The 2017 Senior Open Championship - Get to know the courses
It isn’t only Royal Porthcawl that’s getting in on the action when the Senior Open Championship returns to Wales in 2017. Ahead of the competition proper getting underway, qualifying events will be held at nearby, Pyle & Kenfig, Southerndown, Ashburnham and Machynys. If you fancy experiencing what the pros will be up against, why not test your skills on one of the courses that will be playing a part in the 2017 Senior Open Championship? Here’s a quick guide to get you started.
Royal Porthcawl Golf Club
Measuring more than 7,000 yards from the back tees, Royal Porthcawl is a global golfing heavyweight. A regular feature on the ‘best of’ lists (it’s the 44th best club in the world, according to Golf Digest), its blustery links and lightning-fast greens are a test for any golfer. With winds blowing in from every point of the compass, a flexible approach and a well-stocked golf bag are vital for a successful round.
Top hole: There are spectacular sea views from the elevated tee of the par-four 10th. Try not to get too distracted though, as treacherous bunkers lie in wait on each side of a steadily narrowing green.
Ashburnham Golf Club
A feature on our golfing scene since 1894, Ashburnham is one of Wales’s oldest clubs. It’s a traditional, dune-studded serving of proper links golf that’s been a proving ground for some of the biggest names in the game. Dai Rees, Bernard Gallagher and Sam Torrance all won tournaments at Ashburnham before going on to become Ryder Cup captains.
Top hole: The legendary Dai Rees described Ashburnham’s 6th as the most challenging par-three in Britain. It requires pinpoint accuracy to reach an elevated green flanked by a steep bank on the right and bunker on the left.
Machynys Golf and Country Club
Opened in 2005, 7,121-yard Machynys is a comparative new kid on the block. Despite its youth, it’s quickly become one of our most illustrious clubs and a popular competition venue. It’s the only Nicklaus-designed course in Wales and a masterpiece of modern links layout. With 25 acres of lakes, water is a big feature on a course that European Tour mainstay Tommy Fleetwood describes as ‘the best man-made links in the world’.
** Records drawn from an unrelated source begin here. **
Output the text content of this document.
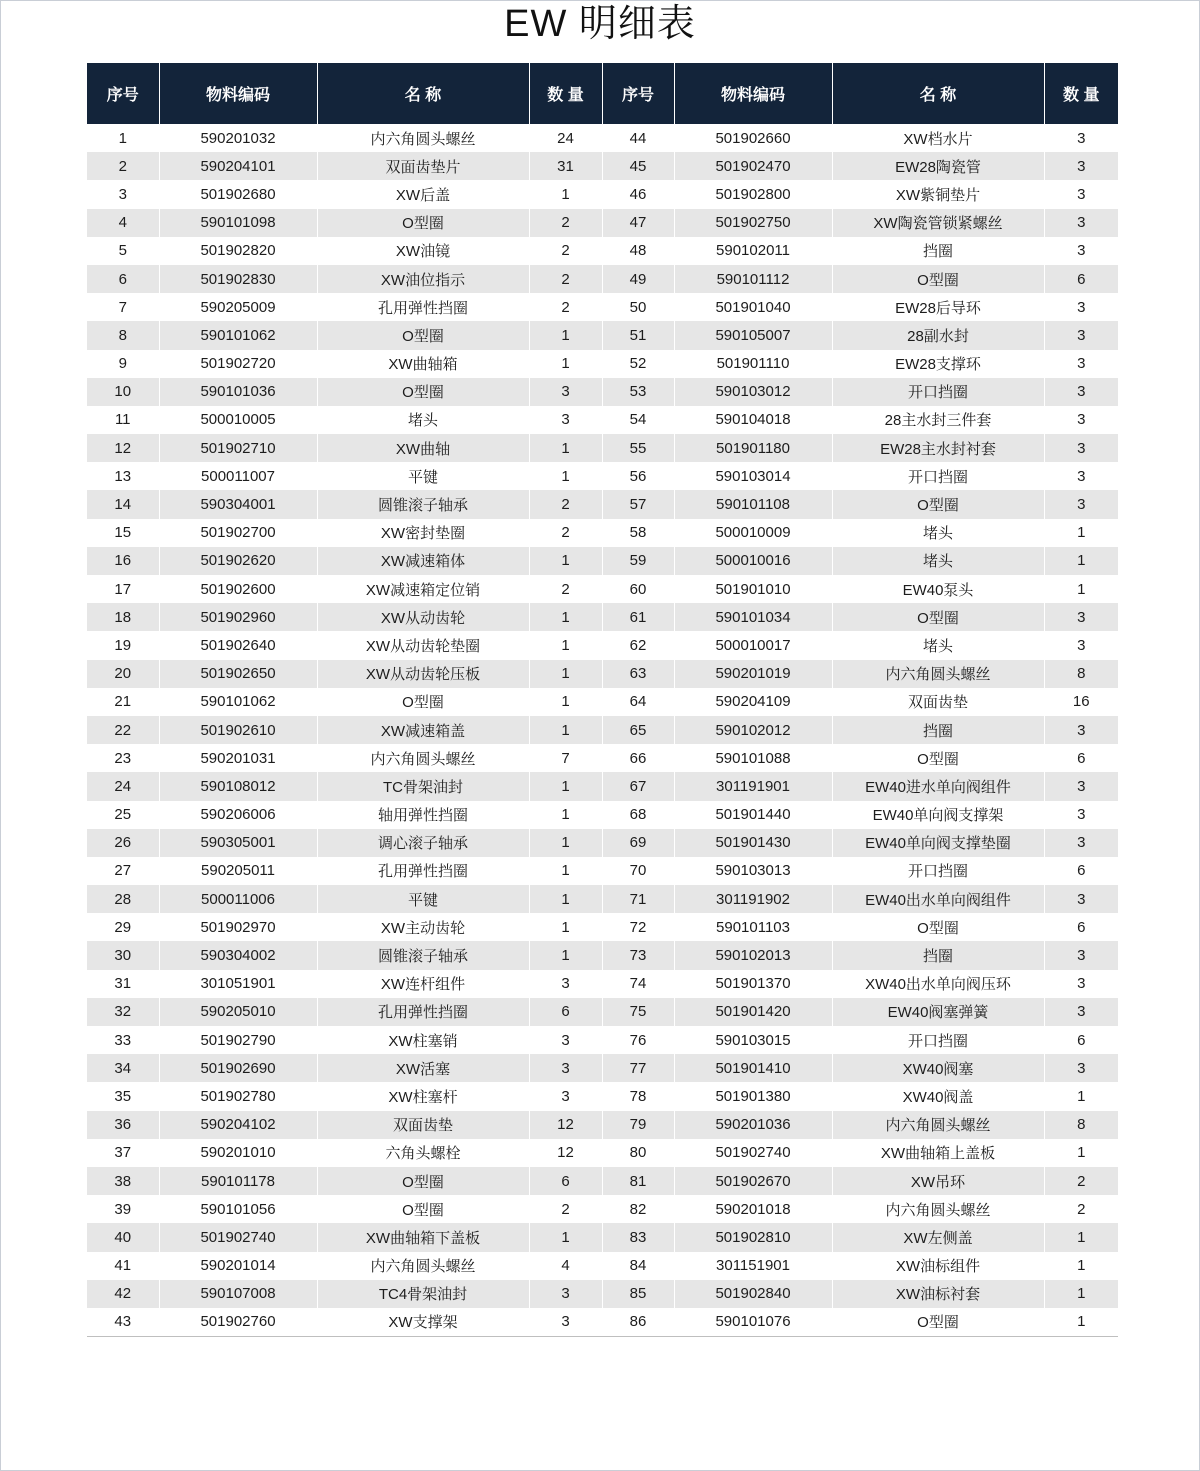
EW 明细表
序号	物料编码	名 称	数 量	序号	物料编码	名 称	数 量
1	590201032	内六角圆头螺丝	24	44	501902660	XW档水片	3
2	590204101	双面齿垫片	31	45	501902470	EW28陶瓷管	3
3	501902680	XW后盖	1	46	501902800	XW紫铜垫片	3
4	590101098	O型圈	2	47	501902750	XW陶瓷管锁紧螺丝	3
5	501902820	XW油镜	2	48	590102011	挡圈	3
6	501902830	XW油位指示	2	49	590101112	O型圈	6
7	590205009	孔用弹性挡圈	2	50	501901040	EW28后导环	3
8	590101062	O型圈	1	51	590105007	28副水封	3
9	501902720	XW曲轴箱	1	52	501901110	EW28支撑环	3
10	590101036	O型圈	3	53	590103012	开口挡圈	3
11	500010005	堵头	3	54	590104018	28主水封三件套	3
12	501902710	XW曲轴	1	55	501901180	EW28主水封衬套	3
13	500011007	平键	1	56	590103014	开口挡圈	3
14	590304001	圆锥滚子轴承	2	57	590101108	O型圈	3
15	501902700	XW密封垫圈	2	58	500010009	堵头	1
16	501902620	XW减速箱体	1	59	500010016	堵头	1
17	501902600	XW减速箱定位销	2	60	501901010	EW40泵头	1
18	501902960	XW从动齿轮	1	61	590101034	O型圈	3
19	501902640	XW从动齿轮垫圈	1	62	500010017	堵头	3
20	501902650	XW从动齿轮压板	1	63	590201019	内六角圆头螺丝	8
21	590101062	O型圈	1	64	590204109	双面齿垫	16
22	501902610	XW减速箱盖	1	65	590102012	挡圈	3
23	590201031	内六角圆头螺丝	7	66	590101088	O型圈	6
24	590108012	TC骨架油封	1	67	301191901	EW40进水单向阀组件	3
25	590206006	轴用弹性挡圈	1	68	501901440	EW40单向阀支撑架	3
26	590305001	调心滚子轴承	1	69	501901430	EW40单向阀支撑垫圈	3
27	590205011	孔用弹性挡圈	1	70	590103013	开口挡圈	6
28	500011006	平键	1	71	301191902	EW40出水单向阀组件	3
29	501902970	XW主动齿轮	1	72	590101103	O型圈	6
30	590304002	圆锥滚子轴承	1	73	590102013	挡圈	3
31	301051901	XW连杆组件	3	74	501901370	XW40出水单向阀压环	3
32	590205010	孔用弹性挡圈	6	75	501901420	EW40阀塞弹簧	3
33	501902790	XW柱塞销	3	76	590103015	开口挡圈	6
34	501902690	XW活塞	3	77	501901410	XW40阀塞	3
35	501902780	XW柱塞杆	3	78	501901380	XW40阀盖	1
36	590204102	双面齿垫	12	79	590201036	内六角圆头螺丝	8
37	590201010	六角头螺栓	12	80	501902740	XW曲轴箱上盖板	1
38	590101178	O型圈	6	81	501902670	XW吊环	2
39	590101056	O型圈	2	82	590201018	内六角圆头螺丝	2
40	501902740	XW曲轴箱下盖板	1	83	501902810	XW左侧盖	1
41	590201014	内六角圆头螺丝	4	84	301151901	XW油标组件	1
42	590107008	TC4骨架油封	3	85	501902840	XW油标衬套	1
43	501902760	XW支撑架	3	86	590101076	O型圈	1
Top hole: Power and confidence are required at the 481-yard 18th, where you’ll need a walloping drive to clear the lake before landing your ball on an elevated green encircled by bunkers.
Pyle & Kenfig
Pyle and Kenfig Golf Club, Bridgend
by Pyle and Kenfig Golf Club
Pyle & Kenfig is the ultimate games of two halves. The front nine offers a challenging heathland experience, but things get really tough on a back nine of wild and windy links snaking through towering dunes. Make it all the way to the end and you’ll be rewarded by what some believe are the finest three closing holes in golf.
Top hole: The par-four 18th saves the best till last. A blind tee shot over impenetrable gorse will get you to the fairway, but a green bound on three sides by banks and bunkers still lies between you and a low score.
Southerndown Golf Club
It’s a ‘timeless classic’ in the words of Golf Monthly. Largely unchanged since legendary course architect Harry Colt retooled it after the First World War, Southerndown is a seamless blend of natural features and precision design. Set on an unusual limestone heath, its combination of heathland and links features gives players the best of both worlds.
Top hole: Watch out for Carter’s Folly, the par-three fifth that has wrecked many a card. You’ll need a perfectly weighted shot across a steep sided valley that’s waiting to gobble up any misplaced balls to hit a well bunkered green.